Hinweis

Formularfallen zur Osterzeit

Nach der Eintragung im Handelsregister, einer Nennung in den “Gelben Seiten” oder der Erstellung einer Homepage erhalten viele Unternehmen Rechnungen oder Offerten für die Registrierung in Datenbanken. Diese, wie amtliche Vordrucke gestalteten Formulare, haben Ähnlichkeit mit Rechnungen des Amtsgerichts oder des Deutschen Patent- und Markenamtes, DPMA (Einträge im Handelsregister oder in das Register bei dem DPMA). In letzter Zeit häufen sich zudem auch Formulare für die Erstellung einer Internetseite oder solche zur Erfassung von Umsatzsteueridentifikationsnummern.
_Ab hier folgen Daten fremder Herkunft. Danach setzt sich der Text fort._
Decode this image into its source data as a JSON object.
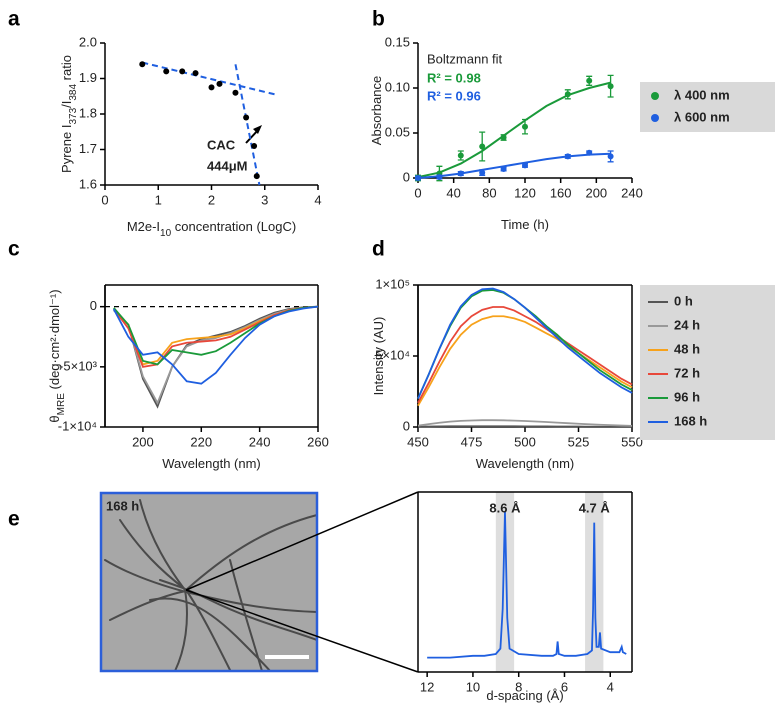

Derartige Angebote können auch aus dem Ausland kommen. Gerade während der Ferien- und Urlaubszeit werden solche als Rechnungen oder Gebührenbescheide getarnte Dokumente versandt. Denn die zu dieser Zeit oft unterbesetzten Buchhaltungen laufen dann schneller Gefahr, diese ohne eingehende Prüfung zu begleichen. Einmal überwiesene Beträge sind jedoch nur mit Mühe und Aufwand zurückzuerlangen, sofern der Überweisungsauftrag bei der Bank nicht mehr storniert werden kann. Die IHK rät daher, gerade Anschreiben von Adressbuchverlagen oder amtlich aufgemachte Rechnungen mit nahem Zahlungsziel und beigefügtem Überweisungsträger besonders gründlich zu überprüfen, wobei auch auf die IBAN auf einem etwa beigefügtem Überweisungsträger geachtet werden sollte. Unter Dok.-Nr. 83146, können weiterführende Informationen, auch zu Vorsorgemaßnahmen, abgerufen werden.